LeRobot is open-source, meaning the tools are freely available to developers. The Isaac GR00T 1.7 model and Isaac Teleop framework are now part of this shared platform.
- 2
AWS SageMaker HyperPod adds five enterprise inference features
Amazon Web Services announced five new capabilities for SageMaker HyperPod inference: multi-tier data capture for auditing and model improvement, direct deployment from Hugging Face Hub, local NVMe model loading for faster cold starts, automated Route 53 DNS for custom domains, and pod-level IAM through custom service accounts. These features address practical pain points for businesses running large AI models in production — faster startup times, easier integration with popular model repositories, better security controls, and improved auditability help reduce operational friction and deployment complexity.

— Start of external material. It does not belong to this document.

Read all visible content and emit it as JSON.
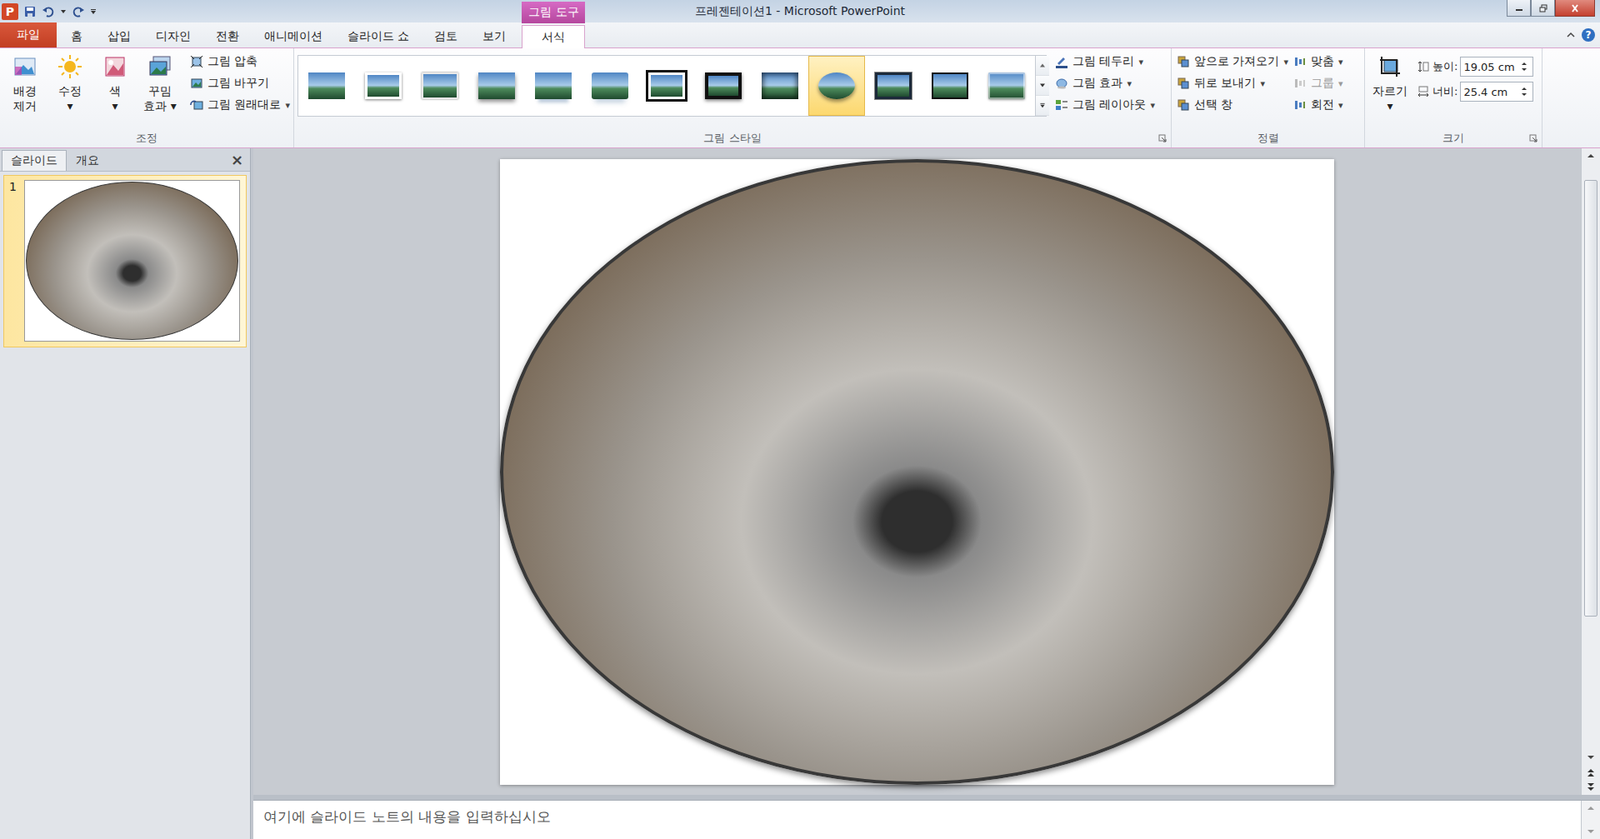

The capabilities are now available in SageMaker HyperPod, AWS's service for large-scale machine learning workloads.
- 3
8.9 Million AI Users
8.9 Million AI Users
- 4
Ollama raises $65M Series B, now used by over 8.9M developers monthly
Ollama, an open source AI tool that helps developers run AI models on personal computers, raised $65 million(約100億円) in Series B funding led by Theory Ventures. The company has now raised $88 million(約140億円) total, bringing its monthly user base to over 8.9 million developers, with presence in 85% of the Fortune 500. Ollama addresses a real business shift toward open-weight AI models as companies seek more affordable alternatives to closed models for everyday inference tasks. Founder Jeff Morgan credits a turning point around January when larger open models became capable of complex tasks like coding, prompting enterprises and startups to view open models as viable for daily work rather than just research.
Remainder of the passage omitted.